The US Democrats flipped the House of Representatives in the US midterm elections, sending the dollar lower versus the pound. The pound US dollar exchange rate rallied for the fourth straight session on Wednesday. The pair hit a peak of US$1.3176, its highest level in 3 weeks.

What do these figures mean?
When measuring the value of a pair of currencies, one set equals 1 unit and the other shows the current equivalent. As the market moves, the amount will vary from minute to minute.For example, it could be written:1 GBP = 1.28934 USDHere, £1 is equivalent to approximately $1.29. This specifically measures the pound’s worth against the dollar. If the US dollar amount increases in this pairing, it’s positive for the pound. Or, if you were looking at it the other way around:1 USD = 0.77786 GBPIn this example, $1 is equivalent to approximately £0.78. This measures the US dollar’s worth versus the British pound. If the sterling number gets larger, it’s good news for the dollar.

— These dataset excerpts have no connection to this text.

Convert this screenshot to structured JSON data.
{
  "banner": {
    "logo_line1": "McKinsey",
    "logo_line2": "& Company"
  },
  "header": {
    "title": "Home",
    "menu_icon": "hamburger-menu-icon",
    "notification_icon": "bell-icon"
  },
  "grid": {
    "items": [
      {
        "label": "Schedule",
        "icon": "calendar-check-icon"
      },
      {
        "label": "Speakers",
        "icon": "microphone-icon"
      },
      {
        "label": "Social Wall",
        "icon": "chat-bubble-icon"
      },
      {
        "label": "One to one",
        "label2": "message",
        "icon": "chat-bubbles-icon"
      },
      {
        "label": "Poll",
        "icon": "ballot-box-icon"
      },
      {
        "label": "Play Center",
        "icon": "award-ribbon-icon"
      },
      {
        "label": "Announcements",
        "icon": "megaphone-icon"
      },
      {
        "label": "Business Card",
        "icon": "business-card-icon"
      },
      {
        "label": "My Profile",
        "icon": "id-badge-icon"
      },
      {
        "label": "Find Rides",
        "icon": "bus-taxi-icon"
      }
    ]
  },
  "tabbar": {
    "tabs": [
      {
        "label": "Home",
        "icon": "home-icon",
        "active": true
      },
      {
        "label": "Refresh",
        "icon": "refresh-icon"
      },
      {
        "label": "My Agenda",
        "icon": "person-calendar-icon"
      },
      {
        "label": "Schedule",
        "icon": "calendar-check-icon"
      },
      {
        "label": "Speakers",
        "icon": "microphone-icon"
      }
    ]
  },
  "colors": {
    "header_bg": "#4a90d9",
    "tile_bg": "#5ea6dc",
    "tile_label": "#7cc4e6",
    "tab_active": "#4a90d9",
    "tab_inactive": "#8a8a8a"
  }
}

The pound continued to strengthen on Wednesday as Brexit optimism and stronger housing data boosted the mod towards the pound. Rumours are flying that the UK Prime Minister is just days away from agreeing a deal on Brexit. Despite the PM and EU Chief Negotiator insisting that there’s still a lot of work to be done, the rumours are not dying down. Leading economists and business leaders have regularly stated how damaging a no deal Brexit will be to the UK economy. Therefore, any signs of a deal lift the pound.

Why is a “soft” Brexit better for sterling than a “hard” Brexit?
A soft Brexit implies anything less than UK’s complete withdrawal from the EU. For example, it could mean the UK retains some form of membership to the European Union single market in exchange for some free movement of people, i.e. immigration. This is considered more positive than a “hard” Brexit, which is a full severance from the EU. The reason “soft” is considered more pound-friendly is because the economic impact would be lower. If there is less negative impact on the economy, foreign investors will continue to invest in the UK. As investment requires local currency, this increased demand for the pound then boosts its value.

UK housing data from Halifax also offered support to the pound. The data showed that housing prices picked up by more than what analysts had been expecting in October, even though this is still at a 5 year low. Whilst pound traders aren’t directly interested in house prices, signs that UK consumers are willing to spend more than analysts had predicted are encouraging for the economy.

Today with a light economic calendar, Brexit will once again remain the key driver.

Fed To Keep Rates On Hold

As analysts had predicted, the Democrats won sufficient seats in the US midterm elections to take the House of Representatives from the Republicans. The Republicans managed to retain power in the Senate. A divided government means that the next two years will be characterised by political gridlock. It’s highly unlikely that more expansionary fiscal policies that were responsible for increasing inflationary pressures, will be passed. As a result, the dollar sold off.

Investors will now focus on the Federal Reserve monetary policy decision today. Analysts are not expecting the Fed to raise interest rates at this meeting. They’re expecting the Fed to continue pointing towards an interest rate rise in December. The change in Congress should not impact on the Fed’s decision to hike next month. Investors will be paying particular attention to the Fed’s plans for next year. The US economy continues to show strength through strong economic data releases, although that strength has eased slightly this month Should the Fed show a more dovish tone in the statement today, the dollar could slip lower

Why do raised interest rates boost a currency’s value?
Interest rates are key to understanding exchange rate movements. Those who have large sums of money to invest want the highest return on their investments. Higher interest rate environments tend to offer higher yields. So, if the interest rate or at least the interest rate expectation of a country is relatively higher compared to another, then it attracts more foreign capital investment. Large corporations and investors need local currency to invest. More local currency used then boosts the demand of that currency, pushing the value higher.